Sentenza storica: capi confiscati e devoluti alla Croce Rossa

Un paio di anni fa il direttivo regionale della Moda ha redatto un documento dal titolo “Assalto” al manifatturiero Un futuro senza diritti, senza dignità, senza tutele? “Una raccolta di dati e considerazioni sul fenomeno dei laboratori cinesi ma non solo – spiega Gianluca Fascina Presidente regionale Veneto della Federazione Moda-. Nel documento si giungeva alla considerazione che il complesso di regole e norme a difesa della legalità era si necessario, unitamente ad un intensificarsi dei controlli da parte degli organi competenti, ma non sufficiente. Bisognava colpire il fenomeno anche con strumenti nuovi come ad esempio la confica dei beni sequestrati. Ebbene due anni dopo è stata pronunciata qui in Veneto una sentenza storica in materia”.

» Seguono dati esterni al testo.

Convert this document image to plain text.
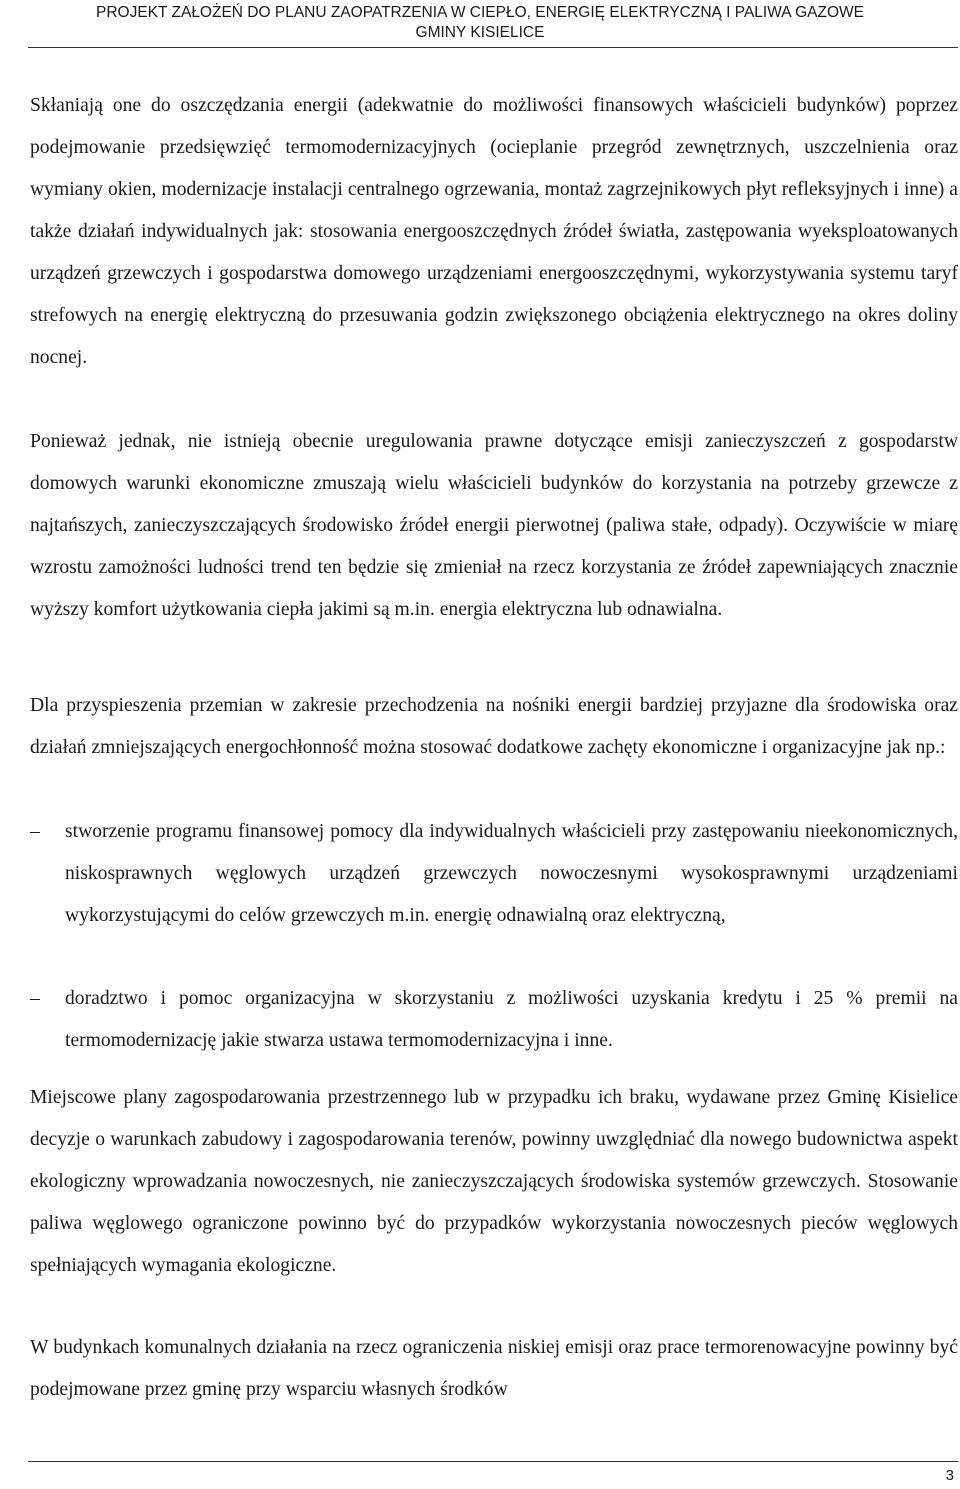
PROJEKT ZAŁOŻEŃ DO PLANU ZAOPATRZENIA W CIEPŁO, ENERGIĘ ELEKTRYCZNĄ I PALIWA GAZOWE
GMINY KISIELICE

Skłaniają one do oszczędzania energii (adekwatnie do możliwości finansowych właścicieli budynków) poprzez podejmowanie przedsięwzięć termomodernizacyjnych (ocieplanie przegród zewnętrznych, uszczelnienia oraz wymiany okien, modernizacje instalacji centralnego ogrzewania, montaż zagrzejnikowych płyt refleksyjnych i inne) a także działań indywidualnych jak: stosowania energooszczędnych źródeł światła, zastępowania wyeksploatowanych urządzeń grzewczych i gospodarstwa domowego urządzeniami energooszczędnymi, wykorzystywania systemu taryf strefowych na energię elektryczną do przesuwania godzin zwiększonego obciążenia elektrycznego na okres doliny nocnej.

Ponieważ jednak, nie istnieją obecnie uregulowania prawne dotyczące emisji zanieczyszczeń z gospodarstw domowych warunki ekonomiczne zmuszają wielu właścicieli budynków do korzystania na potrzeby grzewcze z najtańszych, zanieczyszczających środowisko źródeł energii pierwotnej (paliwa stałe, odpady). Oczywiście w miarę wzrostu zamożności ludności trend ten będzie się zmieniał na rzecz korzystania ze źródeł zapewniających znacznie wyższy komfort użytkowania ciepła jakimi są m.in. energia elektryczna lub odnawialna.

Dla przyspieszenia przemian w zakresie przechodzenia na nośniki energii bardziej przyjazne dla środowiska oraz działań zmniejszających energochłonność można stosować dodatkowe zachęty ekonomiczne i organizacyjne jak np.:

–	stworzenie programu finansowej pomocy dla indywidualnych właścicieli przy zastępowaniu nieekonomicznych, niskosprawnych węglowych urządzeń grzewczych nowoczesnymi wysokosprawnymi urządzeniami wykorzystującymi do celów grzewczych m.in. energię odnawialną oraz elektryczną,
–	doradztwo i pomoc organizacyjna w skorzystaniu z możliwości uzyskania kredytu i 25 % premii na termomodernizację jakie stwarza ustawa termomodernizacyjna i inne.

Miejscowe plany zagospodarowania przestrzennego lub w przypadku ich braku, wydawane przez Gminę Kisielice decyzje o warunkach zabudowy i zagospodarowania terenów, powinny uwzględniać dla nowego budownictwa aspekt ekologiczny wprowadzania nowoczesnych, nie zanieczyszczających środowiska systemów grzewczych. Stosowanie paliwa węglowego ograniczone powinno być do przypadków wykorzystania nowoczesnych pieców węglowych spełniających wymagania ekologiczne.

W budynkach komunalnych działania na rzecz ograniczenia niskiej emisji oraz prace termorenowacyjne powinny być podejmowane przez gminę przy wsparciu własnych środków

3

I vestiti alla Croce rossa Falso “made in Italy” Cinese sanzionato Sui capi di abbigliamento esposti c’era scritto “Made in Italy, oppure era raffigurato il tricolore. I vestiti, però, messi in vendita fino al 21 dicembre del 2011 in un negozio della destra Brenta gestito da cinesi, erano stati prodotti all’estero. Le stampigliazioni dicevano tutt’altro, facevano riferimento all’Italia e, come è emerso, nel processo potevano trarre in inganno i potenziali clienti. Il rappresentante legale del negozio, Wei Bo, 28 anni, nato in Cina, residente nel Veneziano, è stato prima indagato dalla Guardia di Finanza e, successivamente, denunciato alla magistratura. Venerdì mattina ha patteggiato in tribunale (giudice Deborah De Stefano, pm Edoardo Ghirini) sedici giorni di reclusione e mille euro di multa con sospensione condizionale della pena. Contestualmente il ventottenne cinese ha convertito la sanzione in una pena pecuniaria di 5 mila euro. Su disposizione del giudice De Stefano i capi di abbigliamento già sequestrati sono stati confiscati, privati delle scritte relative all’origine italiana, e devoluti alla Croce Rossa.